Prodi ha affermato domenica, dal palco della Cgil, che la finanziaria 2007 «aiuta i più deboli». Certo. Aiuta i più deboli nello stesso modo in cui i comunisti aiutavano i proletari: mettendoli alla fame. Occorre smascherare da subito questo inganno, e chiarire che i «deboli» cui fa riferimento Prodi, spalleggiato da Visco, sono in realtà i «forti» dell'attuale sistema italiano: sono i già tutelati, coloro su cui la Triplice stende il suo manto protettivo.I veri «deboli», invece, sono quelli su cui questo governo tecnocratico-comunista fa calare la mannaia dell'imposizione fiscale, la scure dei nuovi innumerevoli balzelli contenuti in questa finanziaria. Sono, ad esempio, i giovani che hanno voglia di costruirsi liberamente un futuro aprendo una partita Iva per una piccola impresa, rischiando in proprio. Sono coloro che non vogliono campare alle spalle dello Stato, e che piuttosto chiedono che lo Stato non li ostacoli nel loro cammino e non soffochi la loro iniziativa. Cosa che accadrà invece, puntualmente, con la sciagurata finanziaria di Prodi, che prende di mira, dopo il pacchetto Visco-Bersani, chiunque voglia fare da sé.
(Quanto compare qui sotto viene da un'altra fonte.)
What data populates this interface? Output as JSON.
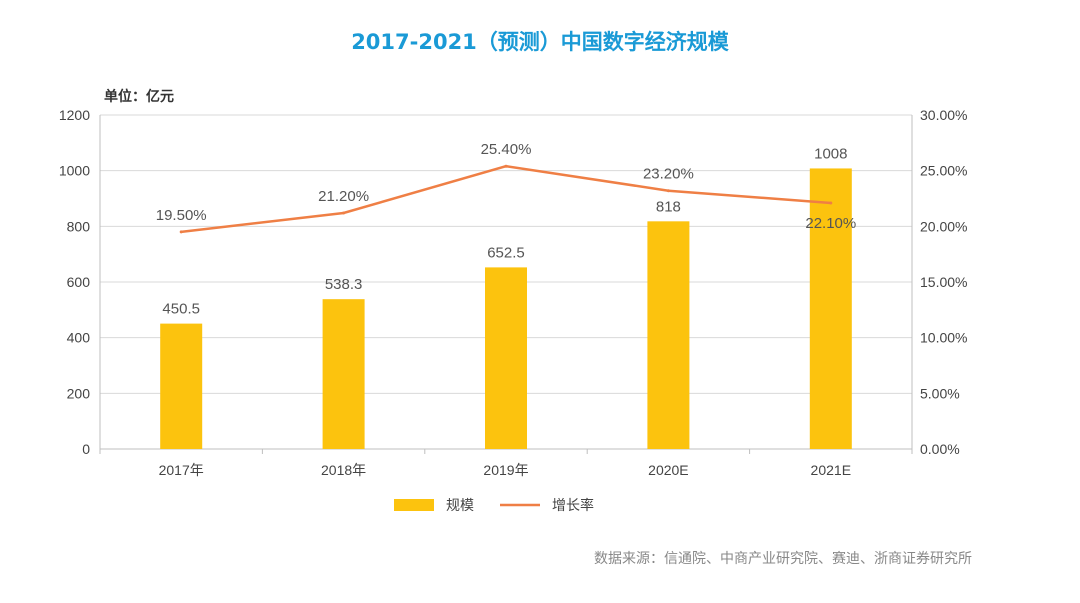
{
  "chart_data": {
    "type": "bar",
    "title": "2017-2021（预测）中国数字经济规模",
    "unit_label": "单位：亿元",
    "categories": [
      "2017年",
      "2018年",
      "2019年",
      "2020E",
      "2021E"
    ],
    "series": [
      {
        "name": "规模",
        "type": "bar",
        "axis": "left",
        "values": [
          450.5,
          538.3,
          652.5,
          818,
          1008
        ],
        "labels": [
          "450.5",
          "538.3",
          "652.5",
          "818",
          "1008"
        ],
        "color": "#fcc30e"
      },
      {
        "name": "增长率",
        "type": "line",
        "axis": "right",
        "values": [
          19.5,
          21.2,
          25.4,
          23.2,
          22.1
        ],
        "labels": [
          "19.50%",
          "21.20%",
          "25.40%",
          "23.20%",
          "22.10%"
        ],
        "color": "#ef7f45"
      }
    ],
    "y_left": {
      "min": 0,
      "max": 1200,
      "ticks": [
        "0",
        "200",
        "400",
        "600",
        "800",
        "1000",
        "1200"
      ]
    },
    "y_right": {
      "min": 0,
      "max": 30,
      "ticks": [
        "0.00%",
        "5.00%",
        "10.00%",
        "15.00%",
        "20.00%",
        "25.00%",
        "30.00%"
      ]
    },
    "grid": true,
    "legend_position": "bottom"
  },
  "source_note": "数据来源：信通院、中商产业研究院、赛迪、浙商证券研究所"
}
Bel modo di aiutare i «deboli».
E’ chiaro quindi quale deve essere il compito dell'opposizione di centrodestra da oggi in poi: farsi portavoce dei veri «deboli», di tutti coloro che vengono colpiti dalla furia statalista di questo governo. Un governo che alla prima finanziaria ha mostrato il suo autentico volto: nemico dello sviluppo, del benessere, della libertà. Occorre mostrare in tutti i modi che chi sta dalla parte dei «deboli» non è questa sinistra conservatrice, ma è il centrodestra nazional-popolare di Berlusconi, che, in cinque anni di governo, per i «deboli» ha fatto più (si veda, su tutte, la riforma del mercato del lavoro) di quanto cinquant'anni di retorica pauperistica e catto-comunista abbiano prodotto.
Questa finanziaria mostra che la questione dei «deboli» è solo un cavallo di Troia con cui la sinistra cerca di rattoppare l'immagine di una politica fatta ad uso e consumo dei «forti», siano essi poteri consolidati come quello sindacale oppure gruppi sociali già iper-tutelati dal nostro sistema sociale. Questo governo non somiglia per nulla al novello Robin Hood, Prodi e Visco, depredano i deboli per dare ai forti, tartassano i non garantiti per garantire ancor di più i già garantiti.
Sembra l'eterogenesi dei fini, in realtà è solo la fine del mito della sinistra che sta «dalla parte dei più deboli».